Bien que cette phase soit facultative, elle occupe une place importante dans le cycle de vie de la plupart des fonds de placement. Il s’agit en effet de la première phase de liquidation du fonds. Celle-ci a pour but de mettre progressivement en place la cession des sociétés en portefeuille.

Les spécificités de chacune de ces sociétés sont prises en compte afin d’assurer le bon déroulement de l’opération. La société de gestion se doit de prévenir tous les investisseurs de la mise en préliquidation du fonds. Au cours de cette période, elle peut déjà commencer à céder certaines participations.

Elle peut aussi réaliser de nouveaux investissements (réinvestissements ou follow-on) dans les sociétés qui demeurent en portefeuille. D’un autre côté, la société de gestion ne doit pas investir dans de nouvelles entreprises. Cette période de préliquidation peut durer 2 ans, de l’ouverture jusqu’à la décision de la dissolution du fonds.

Quatrième phase : la période de dissolution du fonds

C’est la période au cours de laquelle la société de gestion juge utile de mettre un terme à l’existence du fonds. Toutefois, cette décision est d’abord soumise à l’agrément de l’AMF (Autorité des marchés financiers).
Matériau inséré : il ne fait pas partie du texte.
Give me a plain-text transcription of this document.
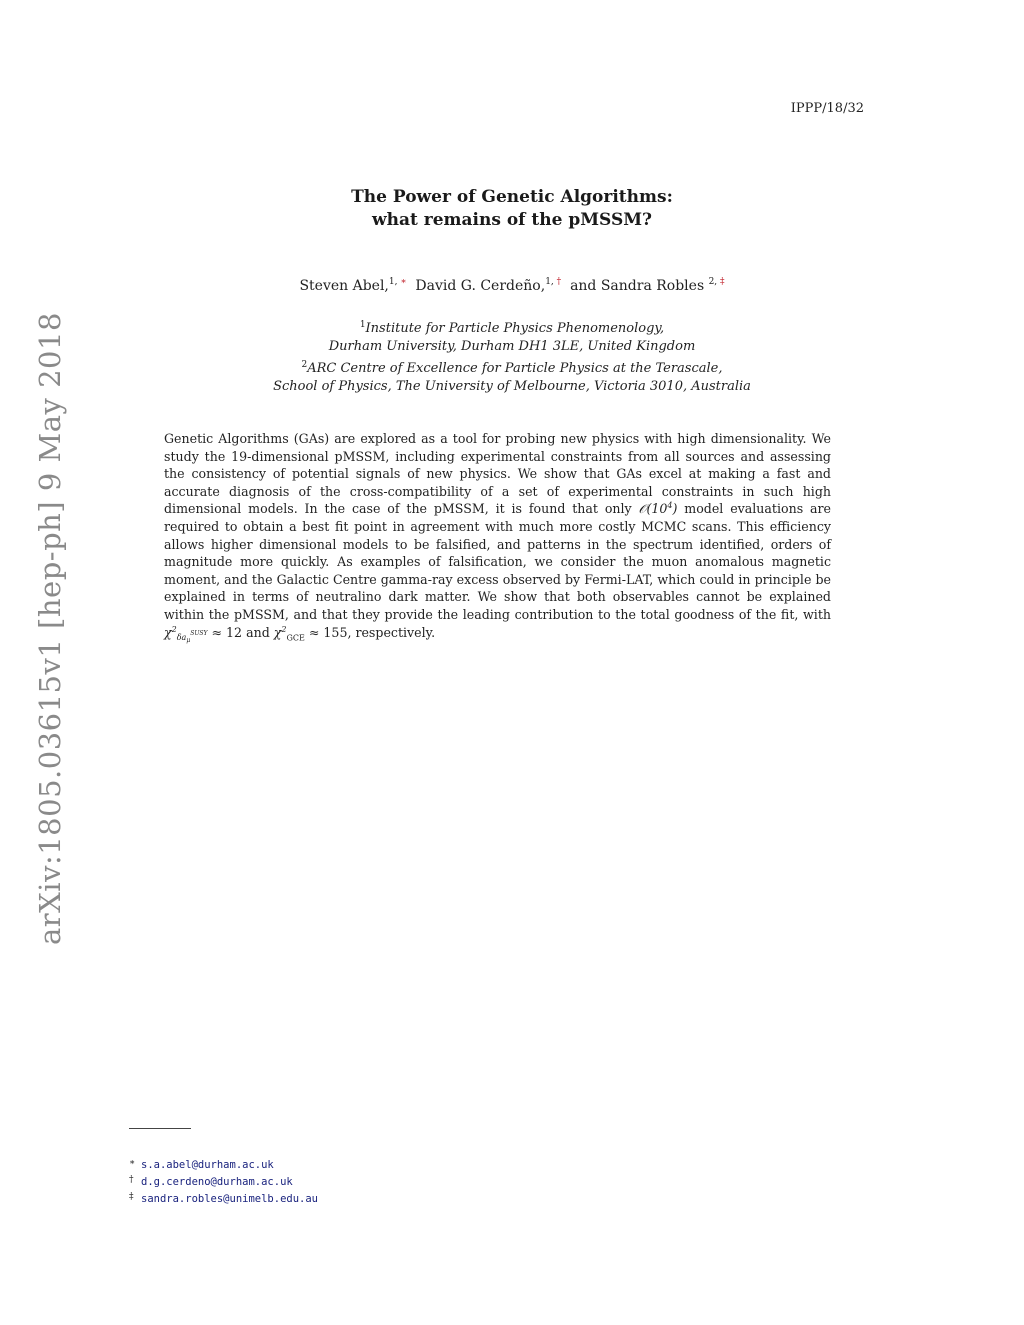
arXiv:1805.03615v1 [hep-ph] 9 May 2018
IPPP/18/32
The Power of Genetic Algorithms:
what remains of the pMSSM?
Steven Abel,$^{1, ∗}$ David G. Cerdeño,$^{1, \dagger}$ and Sandra Robles $^{2, \ddagger}$
$^1$Institute for Particle Physics Phenomenology,
Durham University, Durham DH1 3LE, United Kingdom
$^2$ARC Centre of Excellence for Particle Physics at the Terascale,
School of Physics, The University of Melbourne, Victoria 3010, Australia
Genetic Algorithms (GAs) are explored as a tool for probing new physics with high dimensionality. We study the 19-dimensional pMSSM, including experimental constraints from all sources and assessing the consistency of potential signals of new physics. We show that GAs excel at making a fast and accurate diagnosis of the cross-compatibility of a set of experimental constraints in such high dimensional models. In the case of the pMSSM, it is found that only $𝒪(10^4)$ model evaluations are required to obtain a best fit point in agreement with much more costly MCMC scans. This efficiency allows higher dimensional models to be falsified, and patterns in the spectrum identified, orders of magnitude more quickly. As examples of falsification, we consider the muon anomalous magnetic moment, and the Galactic Centre gamma-ray excess observed by Fermi-LAT, which could in principle be explained in terms of neutralino dark matter. We show that both observables cannot be explained within the pMSSM, and that they provide the leading contribution to the total goodness of the fit, with $\chi^2_{\delta a_\mu^{SUSY}} \approx 12$ and $\chi^2_{GCE} \approx 155$, respectively.
∗ s.a.abel@durham.ac.uk
† d.g.cerdeno@durham.ac.uk
‡ sandra.robles@unimelb.edu.au
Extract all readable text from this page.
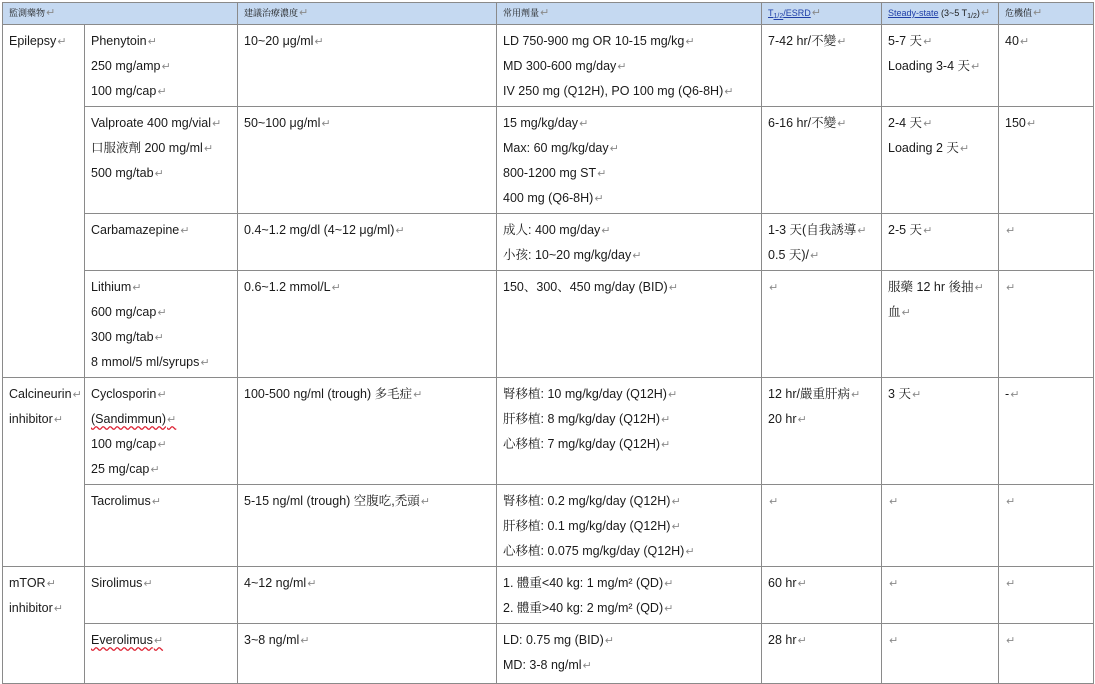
監測藥物↵		建議治療濃度↵	常用劑量↵	$T_{1/2}/ESRD↵$	Steady-state (3~5 $T_{1/2})↵$	危機值↵

Epilepsy↵	Phenytoin↵
250 mg/amp↵
100 mg/cap↵	10~20 μg/ml↵	LD 750-900 mg OR 10-15 mg/kg↵
MD 300-600 mg/day↵
IV 250 mg (Q12H), PO 100 mg (Q6-8H)↵	7-42 hr/不變↵	5-7 天↵
Loading 3-4 天↵	40↵

	Valproate 400 mg/vial↵
口服液劑 200 mg/ml↵
500 mg/tab↵	50~100 μg/ml↵	15 mg/kg/day↵
Max: 60 mg/kg/day↵
800-1200 mg ST↵
400 mg (Q6-8H)↵	6-16 hr/不變↵	2-4 天↵
Loading 2 天↵	150↵

	Carbamazepine↵	0.4~1.2 mg/dl (4~12 μg/ml)↵	成人: 400 mg/day↵
小孩: 10~20 mg/kg/day↵	1-3 天(自我誘導↵
0.5 天)/↵	2-5 天↵	↵

	Lithium↵
600 mg/cap↵
300 mg/tab↵
8 mmol/5 ml/syrups↵	0.6~1.2 mmol/L↵	150、300、450 mg/day (BID)↵	↵	服藥 12 hr 後抽↵
血↵	↵

Calcineurin↵
inhibitor↵	Cyclosporin↵
(Sandimmun)↵
100 mg/cap↵
25 mg/cap↵	100-500 ng/ml (trough) 多毛症↵	腎移植: 10 mg/kg/day (Q12H)↵
肝移植: 8 mg/kg/day (Q12H)↵
心移植: 7 mg/kg/day (Q12H)↵	12 hr/嚴重肝病↵
20 hr↵	3 天↵	-↵

	Tacrolimus↵	5-15 ng/ml (trough) 空腹吃,禿頭↵	腎移植: 0.2 mg/kg/day (Q12H)↵
肝移植: 0.1 mg/kg/day (Q12H)↵
心移植: 0.075 mg/kg/day (Q12H)↵	↵	↵	↵

mTOR↵
inhibitor↵	Sirolimus↵	4~12 ng/ml↵	1. 體重<40 kg: 1 mg/m² (QD)↵
2. 體重>40 kg: 2 mg/m² (QD)↵	60 hr↵	↵	↵

	Everolimus↵	3~8 ng/ml↵	LD: 0.75 mg (BID)↵
MD: 3-8 ng/ml↵	28 hr↵	↵	↵
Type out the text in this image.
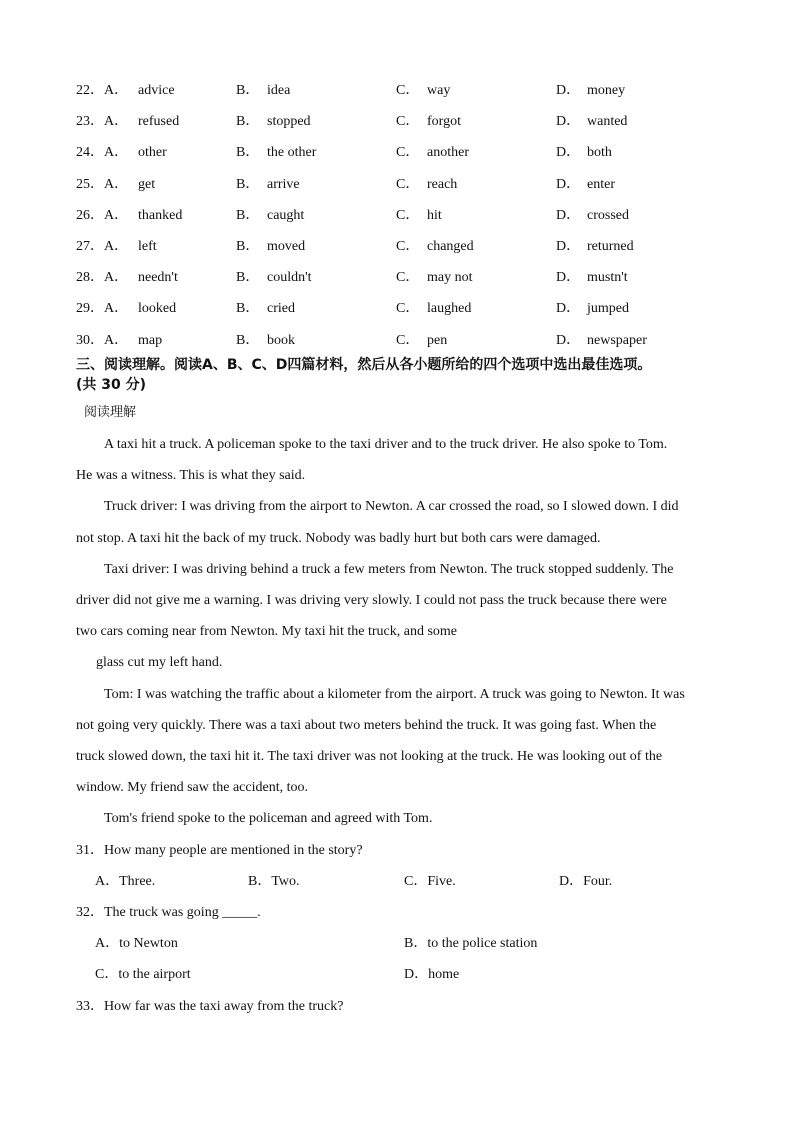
22． A． advice	B． idea	C． way	D． money
23． A． refused	B． stopped	C． forgot	D． wanted
24． A． other	B． the other	C． another	D． both
25． A． get	B． arrive	C． reach	D． enter
26． A． thanked	B． caught	C． hit	D． crossed
27． A． left	B． moved	C． changed	D． returned
28． A． needn't	B． couldn't	C． may not	D． mustn't
29． A． looked	B． cried	C． laughed	D． jumped
30． A． map	B． book	C． pen	D． newspaper
三、阅读理解。阅读A、B、C、D四篇材料，然后从各小题所给的四个选项中选出最佳选项。
(共 30 分)
阅读理解
A taxi hit a truck. A policeman spoke to the taxi driver and to the truck driver. He also spoke to Tom.
He was a witness. This is what they said.
Truck driver: I was driving from the airport to Newton. A car crossed the road, so I slowed down. I did
not stop. A taxi hit the back of my truck. Nobody was badly hurt but both cars were damaged.
Taxi driver: I was driving behind a truck a few meters from Newton. The truck stopped suddenly. The
driver did not give me a warning. I was driving very slowly. I could not pass the truck because there were
two cars coming near from Newton. My taxi hit the truck, and some
glass cut my left hand.
Tom: I was watching the traffic about a kilometer from the airport. A truck was going to Newton. It was
not going very quickly. There was a taxi about two meters behind the truck. It was going fast. When the
truck slowed down, the taxi hit it. The taxi driver was not looking at the truck. He was looking out of the
window. My friend saw the accident, too.
Tom's friend spoke to the policeman and agreed with Tom.
31．How many people are mentioned in the story?
A．Three.	B．Two.	C．Five.	D．Four.
32．The truck was going _____.
A．to Newton	B．to the police station
C．to the airport	D．home
33．How far was the taxi away from the truck?
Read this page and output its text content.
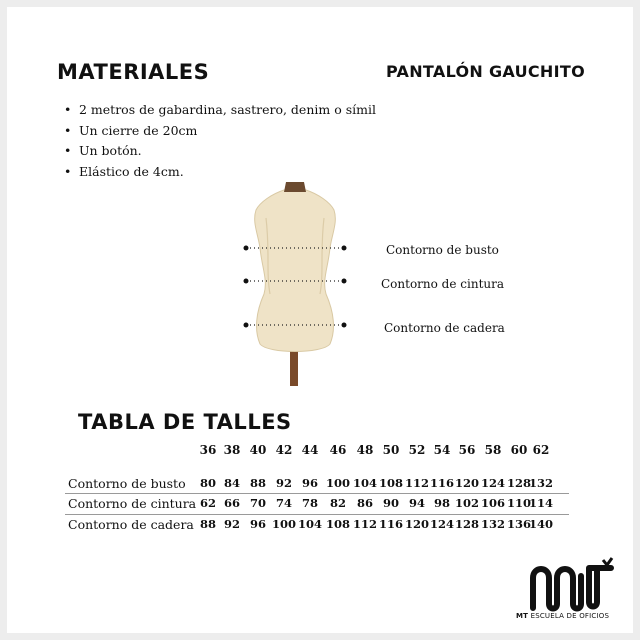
MATERIALES	PANTALÓN GAUCHITO
• 2 metros de gabardina, sastrero, denim o símil
• Un cierre de 20cm
• Un botón.
• Elástico de 4cm.
Contorno de busto
Contorno de cintura
Contorno de cadera
TABLA DE TALLES
36 38 40 42 44 46 48 50 52 54 56 58 60 62
Contorno de busto 80 84 88 92 96 100 104 108 112 116 120 124 128
132
Contorno de cintura 62 66 70 74 78 82 86 90 94 98 102 106 110
114
Contorno de cadera 88 92 96 100 104 108 112 116 120 124 128 132 136
140
MT ESCUELA DE OFICIOS
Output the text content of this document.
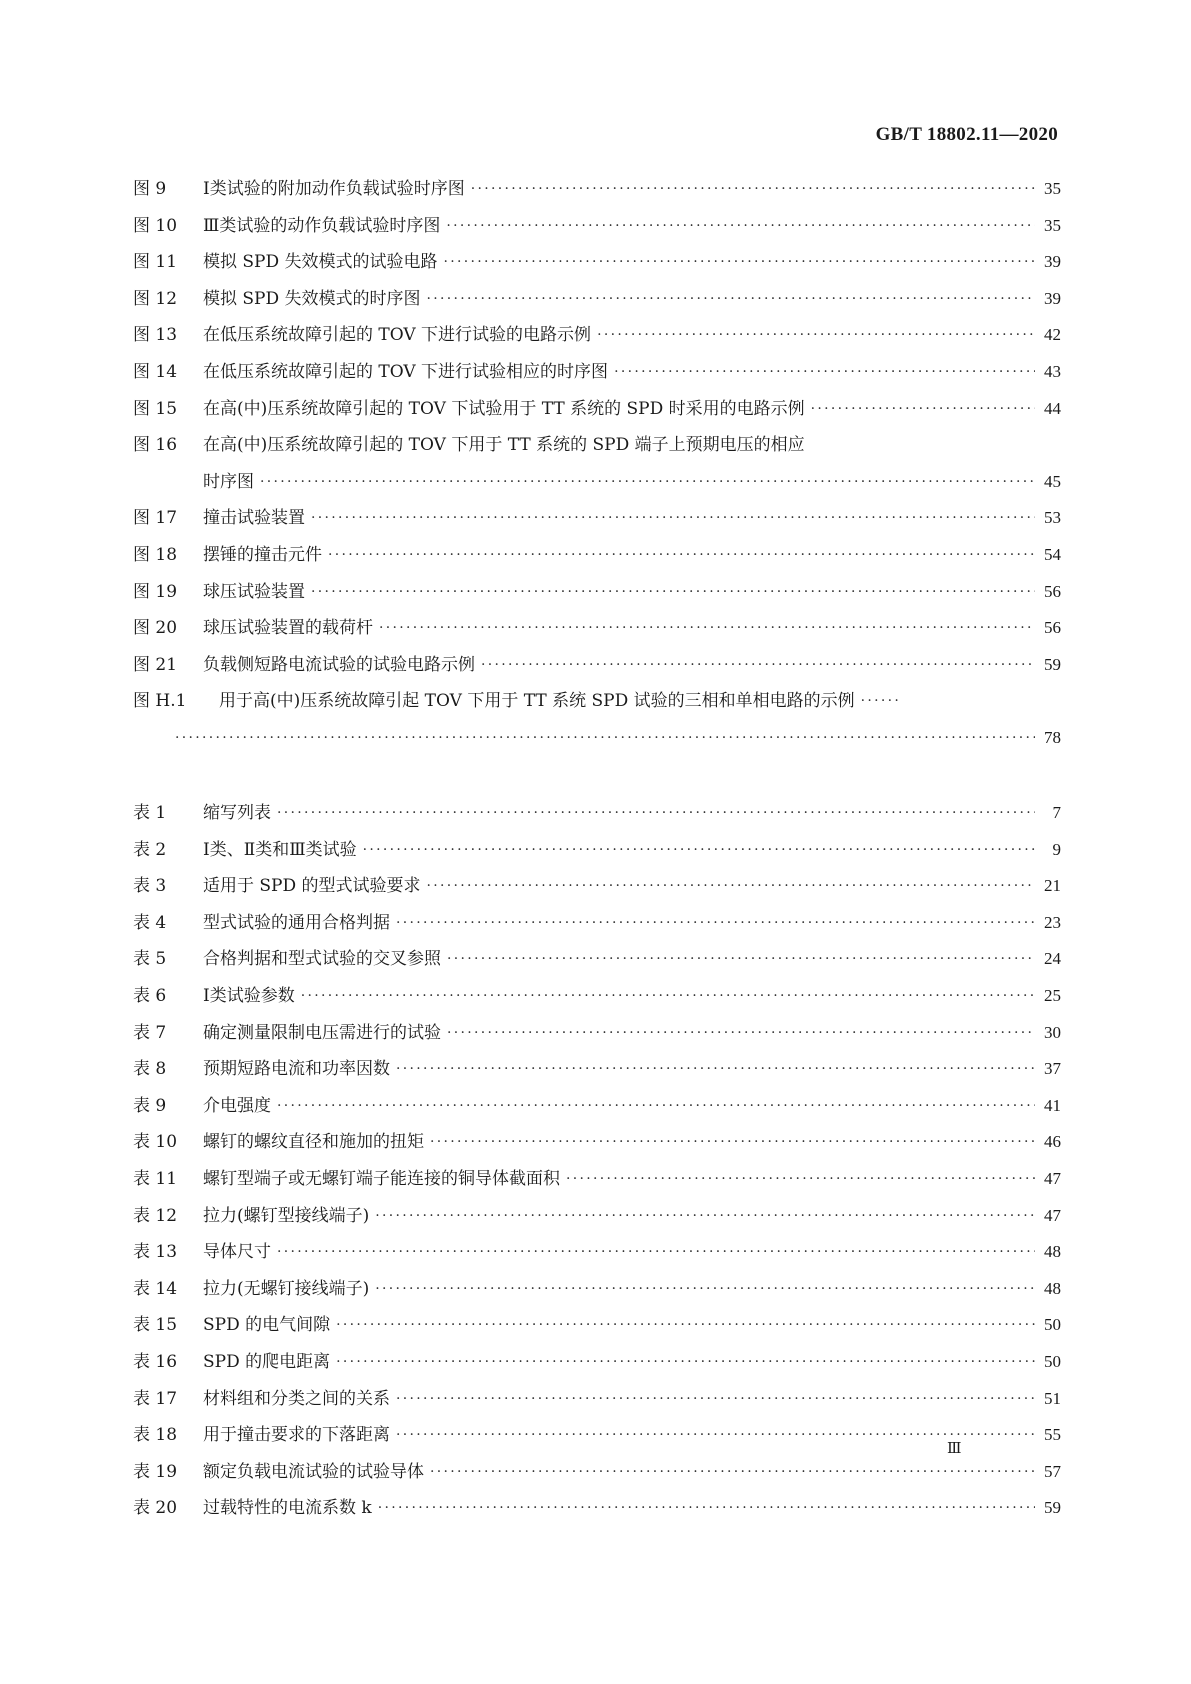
GB/T 18802.11—2020
图 9	Ⅰ类试验的附加动作负载试验时序图 ·····	35
图 10	Ⅲ类试验的动作负载试验时序图 ·····	35
图 11	模拟 SPD 失效模式的试验电路 ·····	39
图 12	模拟 SPD 失效模式的时序图 ·····	39
图 13	在低压系统故障引起的 TOV 下进行试验的电路示例 ·····	42
图 14	在低压系统故障引起的 TOV 下进行试验相应的时序图 ·····	43
图 15	在高(中)压系统故障引起的 TOV 下试验用于 TT 系统的 SPD 时采用的电路示例 ·····	44
图 16	在高(中)压系统故障引起的 TOV 下用于 TT 系统的 SPD 端子上预期电压的相应
时序图 ·····	45
图 17	撞击试验装置 ·····	53
图 18	摆锤的撞击元件 ·····	54
图 19	球压试验装置 ·····	56
图 20	球压试验装置的载荷杆 ·····	56
图 21	负载侧短路电流试验的试验电路示例 ·····	59
图 H.1	用于高(中)压系统故障引起 TOV 下用于 TT 系统 SPD 试验的三相和单相电路的示例
·····
·····
78
表 1	缩写列表 ·····	7
表 2	Ⅰ类、Ⅱ类和Ⅲ类试验 ·····	9
表 3	适用于 SPD 的型式试验要求 ·····	21
表 4	型式试验的通用合格判据 ·····	23
表 5	合格判据和型式试验的交叉参照 ·····	24
表 6	Ⅰ类试验参数 ·····	25
表 7	确定测量限制电压需进行的试验 ·····	30
表 8	预期短路电流和功率因数 ·····	37
表 9	介电强度 ·····	41
表 10	螺钉的螺纹直径和施加的扭矩 ·····	46
表 11	螺钉型端子或无螺钉端子能连接的铜导体截面积 ·····	47
表 12	拉力(螺钉型接线端子) ·····	47
表 13	导体尺寸 ·····	48
表 14	拉力(无螺钉接线端子) ·····	48
表 15	SPD 的电气间隙 ·····	50
表 16	SPD 的爬电距离 ·····	50
表 17	材料组和分类之间的关系 ·····	51
表 18	用于撞击要求的下落距离 ·····	55
表 19	额定负载电流试验的试验导体 ·····	57
表 20	过载特性的电流系数 k ·····	59
Ⅲ
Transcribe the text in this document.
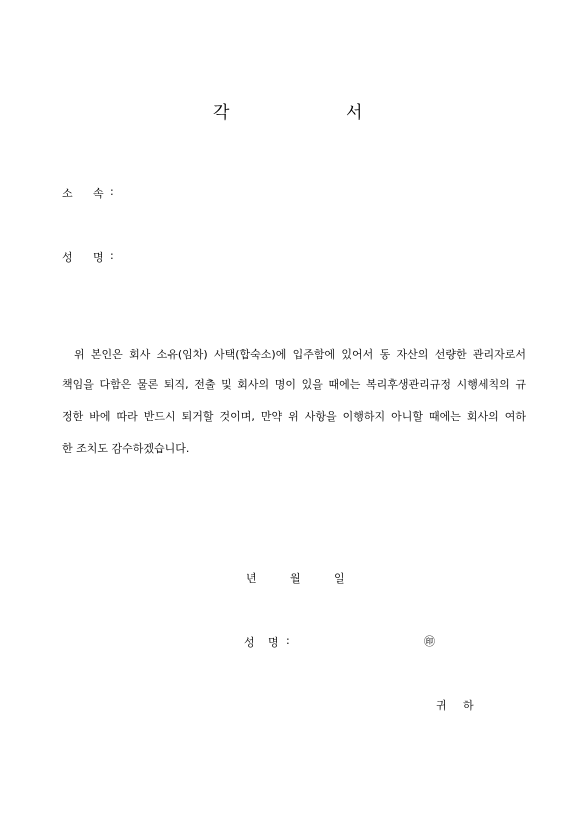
각	서
소 속 :
성 명 :
위 본인은 회사 소유(임차) 사택(합숙소)에 입주함에 있어서 동 자산의 선량한 관리자로서
책임을 다함은 물론 퇴직, 전출 및 회사의 명이 있을 때에는 복리후생관리규정 시행세칙의 규
정한 바에 따라 반드시 퇴거할 것이며, 만약 위 사항을 이행하지 아니할 때에는 회사의 여하
한 조치도 감수하겠습니다.
년	월	일
성 명 :	㊞
귀 하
Tous les rachats de parts sont bloqués lorsque la dissolution des fonds est actée. La société de gestion du fonds peut commencer à distribuer aux investisseurs les revenus issus de la cession des entreprises en portefeuille. Cette période dure généralement 1 an.

Cinquième phase : la période de liquidation

La dernière phase du cycle de vie d’un fonds de placement est caractérisée par la liquidation des dernières sociétés. Plusieurs options sont envisageables dans ce cadre.

L’une d’elles consiste à inscrire l’entreprise sur un marché financier, c’est-à-dire la coter en bourse, afin de céder librement ses actions.

Il est également possible de procéder à la vente à une entreprise tierce ou à un autre fonds. Une vente au management (LBO) est également envisageable. Dans tous les cas, la société de gestion s’occupe du remboursement des investisseurs et leur distribue les éventuels profits réalisés. À la fin de la liquidation, un commissaire aux comptes réalise un rapport pour présenter les conditions de la liquidation.